Когда актер Стефан Ярач, тогдашний польский Лоренс Оливье, прослушал чтение этой пьесы в доме известной актрисы, он сразу же представил себя в роли Грустного Монаха. Первая читка проводилась в «Атенеуме», театре Ярача вблизи Вислы и неподалеку от Старого города. Финансировавшийся профсоюзом железнодорожников, театр специализировался на спектаклях с социальным звучанием. Корчак сидел за большим круглым столом вместе с актерами и читал все роли негромким голосом без всякого выражения, прикуривая одну сигарету от другой.

«Мы все удивились, увидев Корчака в поношенном пиджаке и высоких рабочих сапогах, — вспоминает Генрик Шлетинский, один из актеров. — Даже очки у него были в дешевой круглой металлической оправе. Когда он их снял, я заметил, какие у него покрасневшие глаза — как будто он постоянно недосыпал. После чтения, во время обсуждения пьесы, Корчак сказал нам, что среди людей интересны только дети и сумасшедшие. Когда он встал, прощаясь, в руке у него уже была новая сигарета».

Почти все актеры последовали совету Корчака и посетили сумасшедший дом в Твурках. Когда они приехали, пациенты были в саду. Один стоял неподвижно, как статуя, раскинув руки; другой, тринадцатилетний мальчик, сидел, как каменный, повернув голову вбок. Стефана Ярача вид настоящих сумасшедших настолько расстроил, что в поезде, возвращаясь в Варшаву, он все время молчал. Однако никто из них не знал, что там провел конец жизни отец Корчака.

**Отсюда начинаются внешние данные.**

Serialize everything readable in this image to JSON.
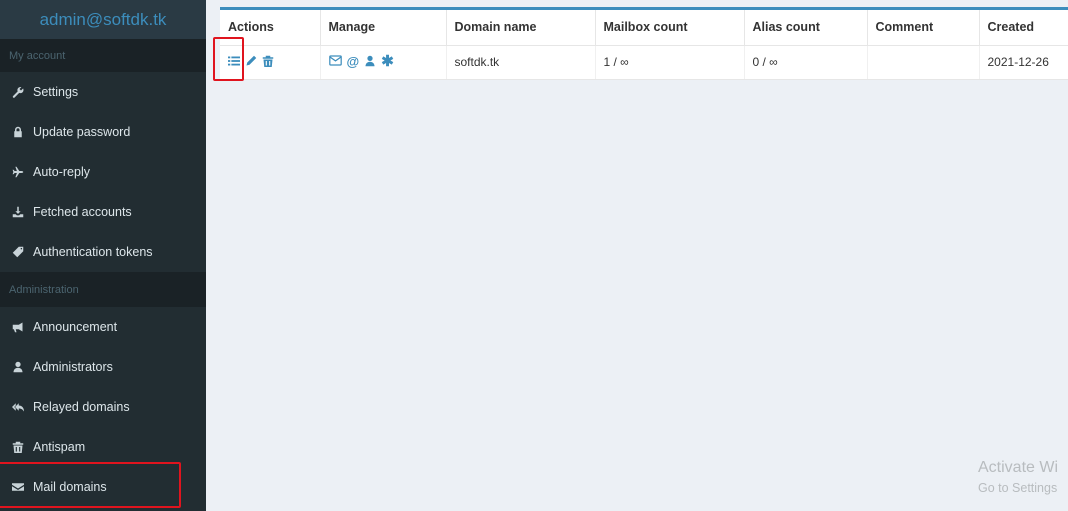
{
  "sidebar": {
    "header": "admin@softdk.tk",
    "sections": [
      {
        "label": "My account",
        "items": [
          {
            "label": "Settings",
            "icon": "wrench-icon"
          },
          {
            "label": "Update password",
            "icon": "lock-icon"
          },
          {
            "label": "Auto-reply",
            "icon": "plane-icon"
          },
          {
            "label": "Fetched accounts",
            "icon": "download-icon"
          },
          {
            "label": "Authentication tokens",
            "icon": "tag-icon"
          }
        ]
      },
      {
        "label": "Administration",
        "items": [
          {
            "label": "Announcement",
            "icon": "bullhorn-icon"
          },
          {
            "label": "Administrators",
            "icon": "user-icon"
          },
          {
            "label": "Relayed domains",
            "icon": "reply-all-icon"
          },
          {
            "label": "Antispam",
            "icon": "trash-icon"
          },
          {
            "label": "Mail domains",
            "icon": "envelope-icon"
          }
        ]
      }
    ]
  },
  "table": {
    "headers": [
      "Actions",
      "Manage",
      "Domain name",
      "Mailbox count",
      "Alias count",
      "Comment",
      "Created"
    ],
    "rows": [
      {
        "domain": "softdk.tk",
        "mailbox_count": "1 / ∞",
        "alias_count": "0 / ∞",
        "comment": "",
        "created": "2021-12-26"
      }
    ]
  },
  "watermark": {
    "line1": "Activate Wi",
    "line2": "Go to Settings"
  },
  "colors": {
    "sidebar_bg": "#222d32",
    "accent": "#3c8dbc",
    "highlight": "#e0141e"
  }
}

Репетиции начинались в одиннадцать часов вечера, когда кончался спектакль и сцена освобождалась от декораций. Юзеф Бальчерак вспоминает, как сидел полтора часа с лишним рядом с Корчаком в ожидании Стефана Ярача — выпивохи и донжуана, — пока тот наконец не вышел на сцену, слегка пошатываясь. Корчак ушел в два часа ночи — ему предстояло встать раньше сирот, но Бальчерак, никогда раньше репетиций не видевший, досидел до четырех.

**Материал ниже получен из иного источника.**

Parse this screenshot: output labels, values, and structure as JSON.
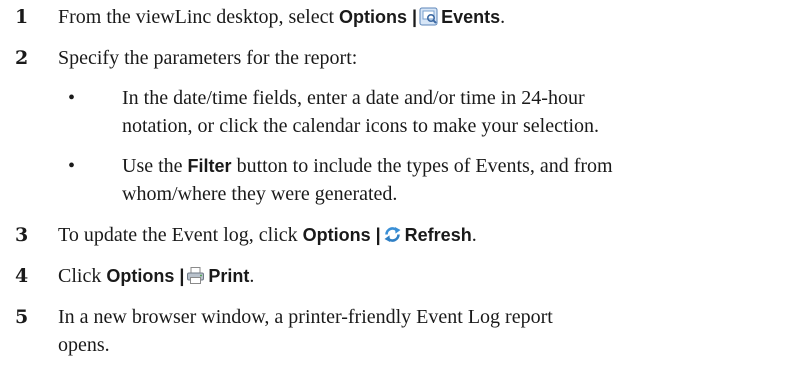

На премьере — первого октября 1931 года — Корчак сидел с Игорем Неверли в заднем ряду балкона, чтобы лучше наблюдать за зрителями. Декорация была проста: большой глобус из папье-маше под часами с одной стрелкой в виде меча. Пьеса получилась статичной, несмотря на выходки и остроумие сумасшедших, но все, знавшие Корчака, легко узнали его в отчаявшемся Грустном Монахе, когда Ярач вышел на авансцену благословить и простить человечество. «Друзья, далекие и близкие, известные и неведомые, родственники, братья, сестры, слабые, опечаленные, голодные и жаждущие, вы впадали в ошибки, но не грешили. Вы не знали, как можно поступить по-другому, но вы не сбились со стези. Я возлагаю свою теплую руку на ваши усталые головы».

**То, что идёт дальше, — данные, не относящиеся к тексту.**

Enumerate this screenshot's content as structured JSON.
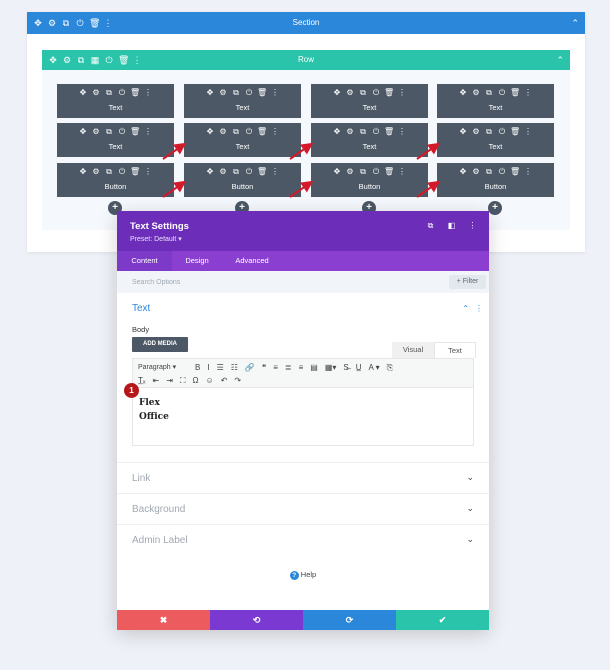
{
  "section": {
    "title": "Section",
    "icons": [
      "✥",
      "⚙",
      "⧉",
      "⏻",
      "🗑",
      "⋮"
    ],
    "chevron": "⌃",
    "color": "#2b87da"
  },
  "row": {
    "title": "Row",
    "icons": [
      "✥",
      "⚙",
      "⧉",
      "▦",
      "⏻",
      "🗑",
      "⋮"
    ],
    "chevron": "⌃",
    "color": "#29c4a9"
  },
  "modules": {
    "icons": [
      "✥",
      "⚙",
      "⧉",
      "⏻",
      "🗑",
      "⋮"
    ],
    "grid": [
      [
        "Text",
        "Text",
        "Text",
        "Text"
      ],
      [
        "Text",
        "Text",
        "Text",
        "Text"
      ],
      [
        "Button",
        "Button",
        "Button",
        "Button"
      ]
    ],
    "add": "+"
  },
  "arrow_color": "#d3192a",
  "modal": {
    "title": "Text Settings",
    "preset": "Preset: Default ▾",
    "header_icons": [
      "⧉",
      "◧",
      "⋮"
    ],
    "tabs": [
      {
        "label": "Content",
        "active": true
      },
      {
        "label": "Design",
        "active": false
      },
      {
        "label": "Advanced",
        "active": false
      }
    ],
    "search_placeholder": "Search Options",
    "filter_label": "+ Filter",
    "text_section": {
      "title": "Text",
      "icons": [
        "⌃",
        "⋮"
      ],
      "body_label": "Body",
      "add_media": "ADD MEDIA",
      "editor_tabs": [
        "Visual",
        "Text"
      ],
      "toolbar_row1": [
        "Paragraph ▾",
        "B",
        "I",
        "☰",
        "☷",
        "🔗",
        "❝",
        "≡",
        "≣",
        "≡",
        "▤",
        "▦▾",
        "S̶",
        "U̲",
        "A ▾",
        "⎘"
      ],
      "toolbar_row2": [
        "T̲ₓ",
        "⇤",
        "⇥",
        "⛶",
        "Ω",
        "☺",
        "↶",
        "↷"
      ],
      "content_lines": [
        "Flex",
        "Office"
      ],
      "marker": "1"
    },
    "collapsed_sections": [
      "Link",
      "Background",
      "Admin Label"
    ],
    "help": "Help",
    "footer": {
      "cancel": "✖",
      "undo": "⟲",
      "redo": "⟳",
      "save": "✔",
      "colors": [
        "#ec5c5e",
        "#7a3ad1",
        "#2b87da",
        "#29c4a9"
      ]
    }
  }
}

Когда занавес упал, раздались крики: «Автора! Автора!» Корчак неохотно спустился с балкона на сцену и поклонился вместе с Ярачем и остальными участниками спектакля. В зрительном зале собралось много представителей варшавской интеллигенции, чтобы поддержать театральный Дебют Корчака. Но, вопреки теплому приему, отклики рецензентов были двояки, и большинство предпочло пролог самой пьесе.